Since were already done with the first week of the new year, it only seemed fitting to sit down & compose a letter to properly introduce myself to my new friend, 2009. I have an overwhelming feeling this year will be full of pure positivity and I can't wait to see what my new companion has in store for me. I felt if I provided you with a brief background on what goals I've set forth for myself, it will help guide us down the right path while on this journey together.


I have declared this year as a NO STRESS year. Anyone who knows me knows I tend to take the weight of the world and rest it on my shoulder. I will admit I have....No, HAD a problem with worrying over everything, trying to do everything all at once, just all out madness!! 2009, we can not live life in that state anymore. Life is way to short and precious to sit and fret over things so minuscule. What will be, will be and I will let things work themselves out. Any form of negativity will not be allowed within 1000ft of my new found aura!! I've worked VERY hard over these last few months to walk the path I'm walking and I'll be damned if I allow anything or anyone to bring me down.

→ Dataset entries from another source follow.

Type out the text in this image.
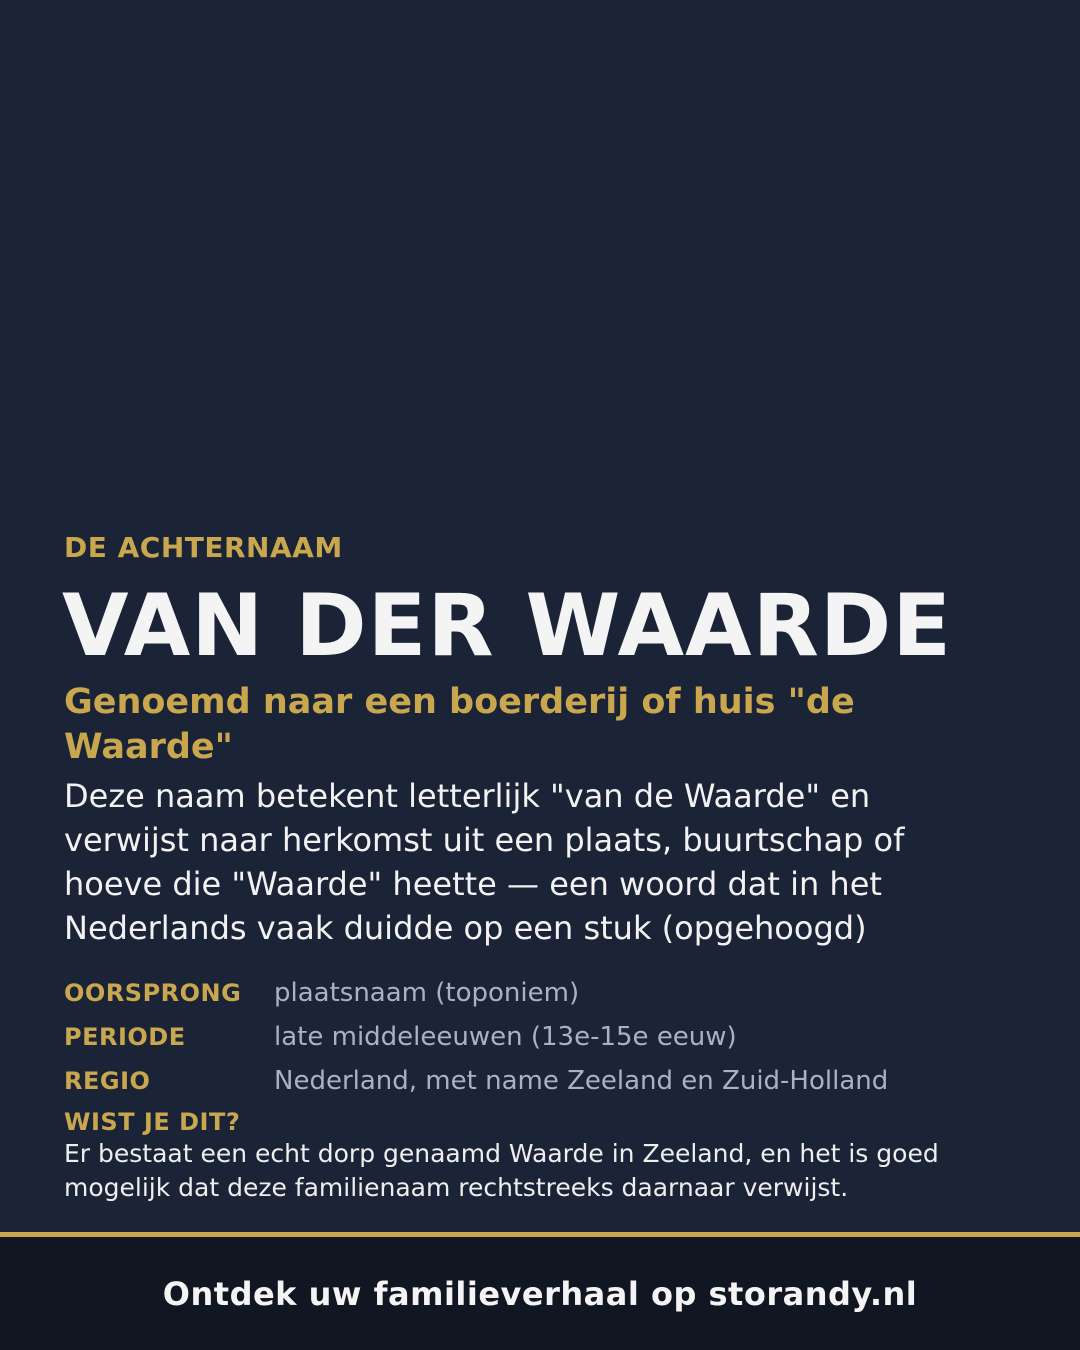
DE ACHTERNAAM

VAN DER WAARDE

Genoemd naar een boerderij of huis "de Waarde"

Deze naam betekent letterlijk "van de Waarde" en verwijst naar herkomst uit een plaats, buurtschap of hoeve die "Waarde" heette — een woord dat in het Nederlands vaak duidde op een stuk (opgehoogd)

OORSPRONG	plaatsnaam (toponiem)
PERIODE	late middeleeuwen (13e-15e eeuw)
REGIO	Nederland, met name Zeeland en Zuid-Holland
WIST JE DIT?
Er bestaat een echt dorp genaamd Waarde in Zeeland, en het is goed mogelijk dat deze familienaam rechtstreeks daarnaar verwijst.
Ontdek uw familieverhaal op storandy.nl
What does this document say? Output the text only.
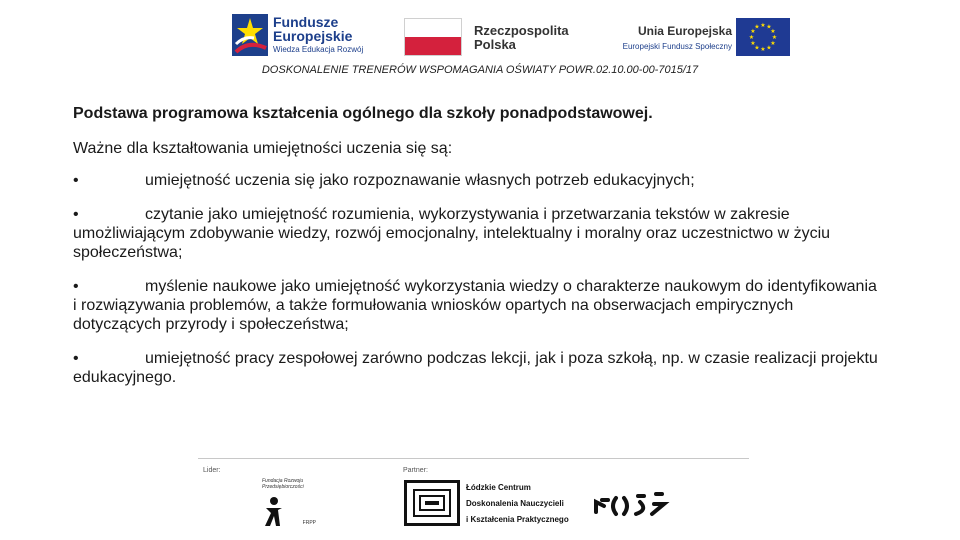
Fundusze
Europejskie
Wiedza Edukacja Rozwój
Rzeczpospolita
Polska
Unia Europejska
Europejski Fundusz Społeczny
★ ★
★
★
★
★
★
★
★
★
★
★
DOSKONALENIE TRENERÓW WSPOMAGANIA OŚWIATY POWR.02.10.00-00-7015/17

Podstawa programowa kształcenia ogólnego dla szkoły ponadpodstawowej.

Ważne dla kształtowania umiejętności uczenia się są:

•	umiejętność uczenia się jako rozpoznawanie własnych potrzeb edukacyjnych;

•	czytanie jako umiejętność rozumienia, wykorzystywania i przetwarzania tekstów w zakresie umożliwiającym zdobywanie wiedzy, rozwój emocjonalny, intelektualny i moralny oraz uczestnictwo w życiu społeczeństwa;

•	myślenie naukowe jako umiejętność wykorzystania wiedzy o charakterze naukowym do identyfikowania i rozwiązywania problemów, a także formułowania wniosków opartych na obserwacjach empirycznych dotyczących przyrody i społeczeństwa;

•	umiejętność pracy zespołowej zarówno podczas lekcji, jak i poza szkołą, np. w czasie realizacji projektu edukacyjnego.

Lider:	Partner:
Fundacja Rozwoju
Przedsiębiorczości
FRPP
Łódzkie Centrum
Doskonalenia Nauczycieli
i Kształcenia Praktycznego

I'm currently in the process of listing professional goals I would like to accomplish during this year at my company and I have to admit I've allowed the negative issues within my department to deter me from accomplishing my outlined goals. This will not be the case this year. I've worked to hard to achieve the position I'm in and I will continue to work my hardest to reach the level I DESERVE to be in. I've already seen a change in my work habits and in my interaction with my co-workers and I have to say I'm damn proud of myself.


I've also decided to make this year the year I become financially relieved!! I've decided to pay off all my credit card debit over the next few months and rid myself of this unnecessary burden. It took a special someone to verbally bitch slap me into reality and show me how great I will feel taking care of all in one shot and keeping every hard earned penny for myself once real bills like rent and utilities are squared away and you know what, I've created a mock budget once all is clear and shit, he's absolutley right, LOL, LOL.



2009, we need to really focus on making ME time for myself this year. No moreputting others first and much, much more putting ME first!! If a mental break from the real world is needed, I'm just taking it. No more of the usual, "if I'm not at work this may not be completed, why am I laying here when I could be doing laundry, I should keep mini me home instead of sending him off for the weekend" kind of thinking. Basically I just WON'T be thinking when it comes to the matter of ME, just DOING.


Procrastination, something I can do damn well, will no longer play a factor in completing my Master's. Even though I love my current job, I feel....Noooooo, I know I could be doing much, much more with my life professionally so I will resume working on my Masters in Business Administration minoring in Human Resource Management!!!


Well 2009, this is my rundown. I know we can handle whatever comes our way so I'm not even stressed. My support system is beyond phenemonal and with them, I can damn near accomplish anything I set my mind to!!